I think turning the decision about which projects fit the mission
into an entirely mechanical one would be a mistake. I would prefer
us to use, and trust, our judgement in cases where the answer needs
some thought.

I don't remember the history quite the way Jay does, either. I
remember us trying to base the decision more about what the team
was doing than how the code looked or whether the implementation
met anyone's idea of "good". That's why we retained the requirement
that the project "aligns with the OpenStack Mission".

> 
> > Is this because it is still remarkably unclear what OpenStack actually 
> > *is* (the whole mission/scope thing)?
> > 
> > Or is this because TC members simply don't want to be the ones to say 
> > "No" to good-meaning people
> 
> I suspect both of those reasons are probably in the mix, along with a 
> few others as well.

There was a good deal of confusion early on about what "workflow" meant
in the context of Adjutant and whether the use of workflows was
overlapping unnecessarily with Mistral. After that was clarified we
talked about the interoperability concerns with an API that may be
different based on deployer choices.

> 
> > that may have an idea that is only 
> > tangentially related to cloud computing?
> 
> It should be noted that in this case Adjutant pretty clearly fills an 
> essential use case for public clouds. The debate was around whether 
> accepting it was likely to lead to the desired standardisation across 
> public OpenStack clouds or effectively act as an official endorsement 
> for API fragmentation.
> 
> It's not clear that any change to the criteria could have made this 
> particular decision any easier.

Only adding a specific rule about the API interoperability would
have addressed my concern directly.

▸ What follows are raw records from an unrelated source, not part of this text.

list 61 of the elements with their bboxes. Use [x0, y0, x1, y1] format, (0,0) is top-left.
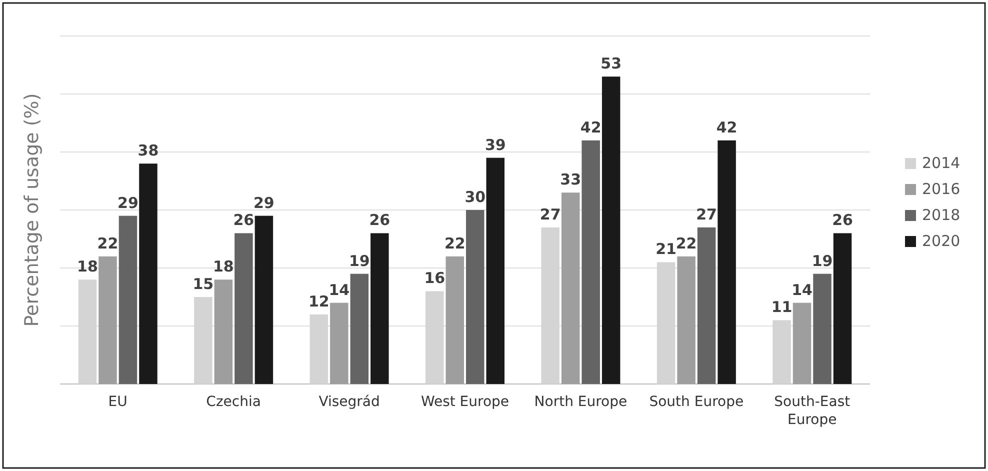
data-label: 22	[97, 234, 118, 252]
data-label: 38	[138, 142, 159, 160]
data-label: 12	[308, 292, 330, 310]
legend-label: 2020	[922, 232, 960, 250]
data-label: 19	[812, 252, 833, 270]
data-label: 29	[254, 194, 274, 212]
bar	[792, 302, 812, 384]
data-label: 11	[771, 298, 792, 316]
data-label: 42	[580, 118, 602, 136]
bar	[446, 256, 464, 384]
data-label: 21	[656, 240, 676, 258]
legend-label: 2014	[922, 154, 960, 172]
data-label: 16	[424, 269, 446, 288]
bar	[813, 274, 832, 384]
data-label: 27	[696, 205, 717, 224]
bar	[254, 216, 274, 384]
data-label: 19	[348, 252, 370, 270]
data-label: 22	[676, 234, 697, 252]
bar	[602, 76, 620, 384]
bar	[697, 227, 716, 384]
bar	[677, 256, 696, 384]
bar	[370, 233, 389, 384]
data-label: 53	[600, 54, 622, 73]
y-axis-title: Percentage of usage (%)	[21, 93, 43, 327]
data-label: 15	[192, 275, 214, 293]
x-tick-label: South-East Europe	[774, 394, 851, 428]
data-label: 30	[464, 188, 486, 206]
bar	[98, 256, 117, 384]
data-label: 14	[792, 280, 812, 299]
data-label: 26	[233, 211, 254, 230]
bar	[833, 233, 852, 384]
data-label: 26	[832, 211, 853, 230]
data-label: 14	[328, 280, 350, 299]
x-tick-label: North Europe	[534, 394, 628, 410]
data-label: 42	[716, 118, 738, 136]
data-label: 18	[213, 258, 234, 276]
x-tick-label: Visegrád	[318, 394, 380, 410]
data-label: 39	[484, 136, 506, 154]
data-label: 29	[118, 194, 138, 212]
data-label: 33	[560, 170, 582, 189]
x-tick-label: EU	[108, 394, 128, 410]
data-label: 26	[369, 211, 390, 230]
data-label: 22	[444, 234, 466, 252]
bar	[234, 233, 253, 384]
bar	[350, 274, 369, 384]
x-tick-label: West Europe	[420, 394, 510, 410]
legend-label: 2016	[922, 180, 960, 198]
bar	[118, 216, 138, 384]
bar	[561, 192, 580, 384]
data-label: 18	[77, 258, 98, 276]
bar	[214, 280, 233, 384]
bar	[486, 158, 504, 384]
x-tick-label: South Europe	[649, 394, 744, 410]
legend-label: 2018	[922, 206, 960, 224]
bar	[582, 140, 600, 384]
x-tick-label: Czechia	[206, 394, 261, 410]
bar	[466, 210, 484, 384]
bar	[139, 164, 158, 384]
bar	[330, 302, 348, 384]
data-label: 27	[540, 205, 561, 224]
bar	[718, 140, 736, 384]
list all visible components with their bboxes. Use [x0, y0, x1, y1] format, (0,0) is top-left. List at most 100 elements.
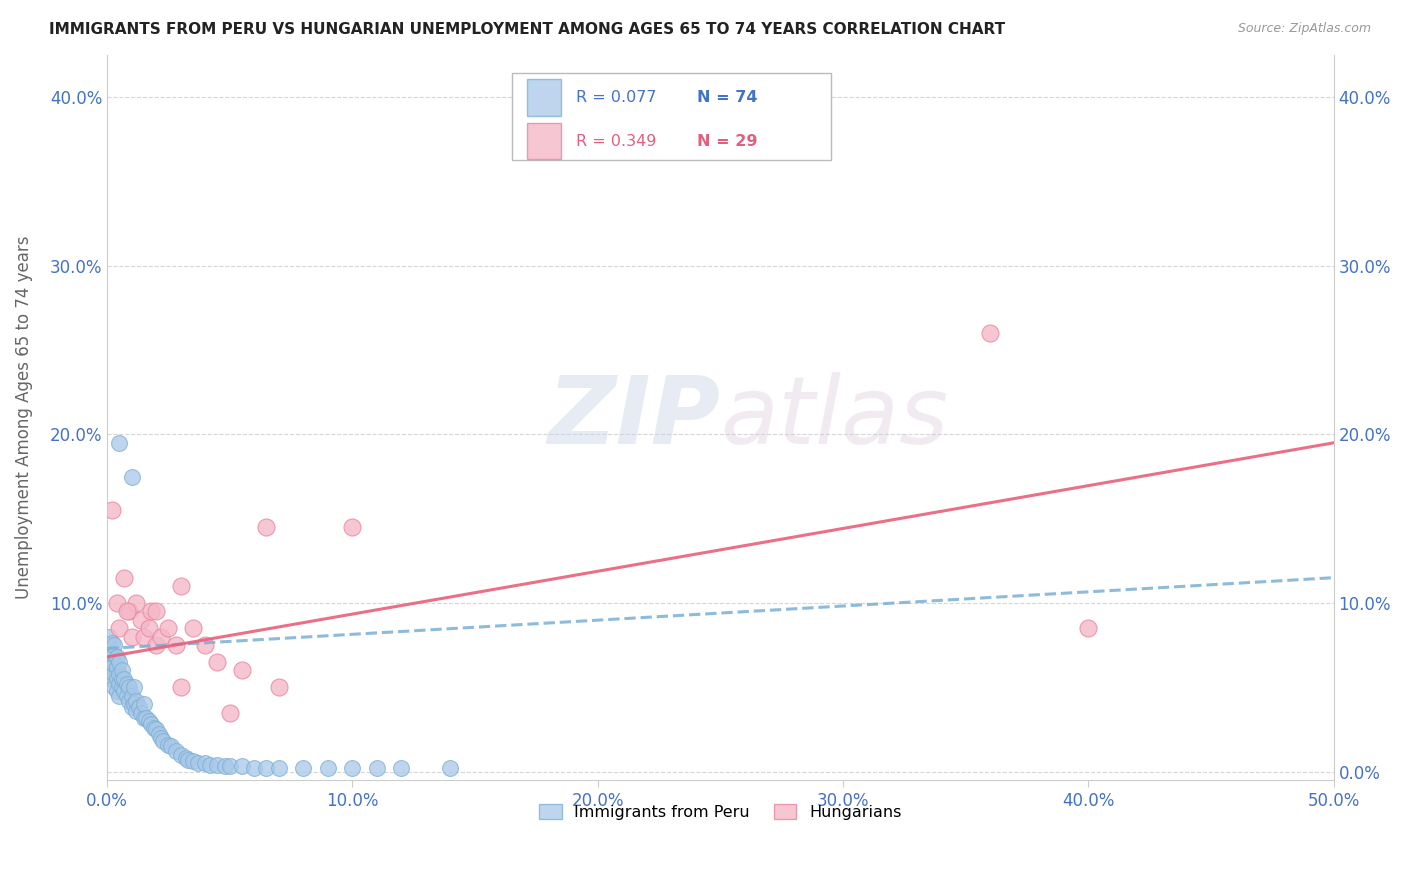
Point — [187, 756, 209, 770]
Point — [194, 638, 217, 652]
FancyBboxPatch shape — [526, 79, 561, 116]
Point — [174, 751, 197, 765]
Point — [108, 677, 131, 691]
Point — [316, 761, 339, 775]
Text: atlas: atlas — [720, 372, 949, 463]
FancyBboxPatch shape — [526, 123, 561, 160]
Point — [118, 694, 141, 708]
Point — [108, 689, 131, 703]
Point — [131, 706, 153, 720]
Point — [145, 723, 167, 737]
Point — [181, 755, 204, 769]
Point — [105, 683, 128, 698]
Point — [145, 604, 167, 618]
Point — [194, 756, 217, 770]
Point — [342, 761, 364, 775]
Point — [138, 714, 160, 728]
Point — [125, 694, 148, 708]
Point — [128, 700, 150, 714]
Point — [165, 744, 187, 758]
Point — [267, 680, 290, 694]
Point — [267, 761, 290, 775]
Point — [138, 621, 160, 635]
Point — [108, 621, 131, 635]
Text: Source: ZipAtlas.com: Source: ZipAtlas.com — [1237, 22, 1371, 36]
Point — [105, 660, 128, 674]
Point — [108, 655, 131, 669]
Point — [292, 761, 315, 775]
Point — [103, 638, 125, 652]
Point — [111, 672, 134, 686]
Point — [101, 672, 124, 686]
Point — [157, 621, 180, 635]
Point — [159, 739, 181, 754]
Point — [207, 757, 229, 772]
Point — [157, 738, 180, 752]
Point — [231, 759, 253, 773]
Text: N = 74: N = 74 — [697, 90, 758, 105]
Point — [214, 759, 236, 773]
Point — [98, 649, 121, 664]
Point — [256, 520, 278, 534]
Point — [132, 630, 155, 644]
Point — [103, 680, 125, 694]
Point — [98, 643, 121, 657]
Text: R = 0.349: R = 0.349 — [575, 134, 657, 149]
Point — [132, 710, 155, 724]
Point — [391, 761, 413, 775]
Point — [122, 680, 145, 694]
Point — [121, 689, 143, 703]
Point — [101, 647, 124, 661]
FancyBboxPatch shape — [512, 73, 831, 161]
Point — [108, 666, 131, 681]
Point — [105, 596, 128, 610]
Text: IMMIGRANTS FROM PERU VS HUNGARIAN UNEMPLOYMENT AMONG AGES 65 TO 74 YEARS CORRELA: IMMIGRANTS FROM PERU VS HUNGARIAN UNEMPL… — [49, 22, 1005, 37]
Point — [979, 326, 1001, 341]
Point — [218, 759, 240, 773]
Point — [112, 683, 135, 698]
Point — [125, 704, 148, 718]
Point — [145, 638, 167, 652]
Point — [177, 753, 200, 767]
Point — [131, 613, 153, 627]
Point — [121, 469, 143, 483]
Point — [150, 630, 173, 644]
Point — [101, 636, 124, 650]
Point — [118, 604, 141, 618]
Point — [141, 604, 163, 618]
Text: N = 29: N = 29 — [697, 134, 758, 149]
Point — [108, 435, 131, 450]
Point — [366, 761, 388, 775]
Point — [169, 680, 191, 694]
Point — [98, 638, 121, 652]
Point — [103, 657, 125, 671]
Point — [218, 706, 240, 720]
Point — [101, 660, 124, 674]
Point — [112, 672, 135, 686]
Point — [122, 697, 145, 711]
Point — [439, 761, 461, 775]
Point — [118, 680, 141, 694]
Point — [152, 734, 174, 748]
Point — [115, 604, 138, 618]
Point — [115, 677, 138, 691]
Point — [231, 664, 253, 678]
Point — [169, 747, 191, 762]
Point — [132, 697, 155, 711]
Point — [198, 757, 221, 772]
Text: ZIP: ZIP — [547, 372, 720, 464]
Point — [135, 710, 157, 724]
Point — [256, 761, 278, 775]
Point — [150, 731, 173, 745]
Point — [111, 680, 134, 694]
Point — [115, 689, 138, 703]
Y-axis label: Unemployment Among Ages 65 to 74 years: Unemployment Among Ages 65 to 74 years — [15, 235, 32, 599]
Point — [165, 638, 187, 652]
Point — [207, 655, 229, 669]
Point — [148, 727, 170, 741]
Point — [181, 621, 204, 635]
Point — [98, 630, 121, 644]
Point — [142, 721, 165, 735]
Point — [98, 664, 121, 678]
Point — [112, 571, 135, 585]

I'm not sure applying such a
rule will always make sense (Thierry and Colleen very nearly convinced
me that it would be OK for the Adjutant API on different clouds to
be different, and there may be other cases where the argument is
stronger).

> Things did seem to go more smoothly after we nominated a couple of 
> people to work directly with the project to polish their application, 
> and in retrospect we probably should have treated it with more urgency 
> rather than e.g. waiting for a face-to-face discussion at the Forum 
> before attempting to make progress. Those are the lessons behind the 
> process improvements that we discussed last week that Doug summarised above.

Right. I think both of those discussions dragged on because we
didn't have anyone assigned to drive them and because it took us a
while to clearly communicate the concerns from the TC and the answers
from the Adjutant team. I don't have any issue with any of the
questions that were raised during the review, just with the length
of time it took us.  Identifying coaches to help project teams
through the process, and setting deadlines (similar to review
deadlines for patches) should help us with that.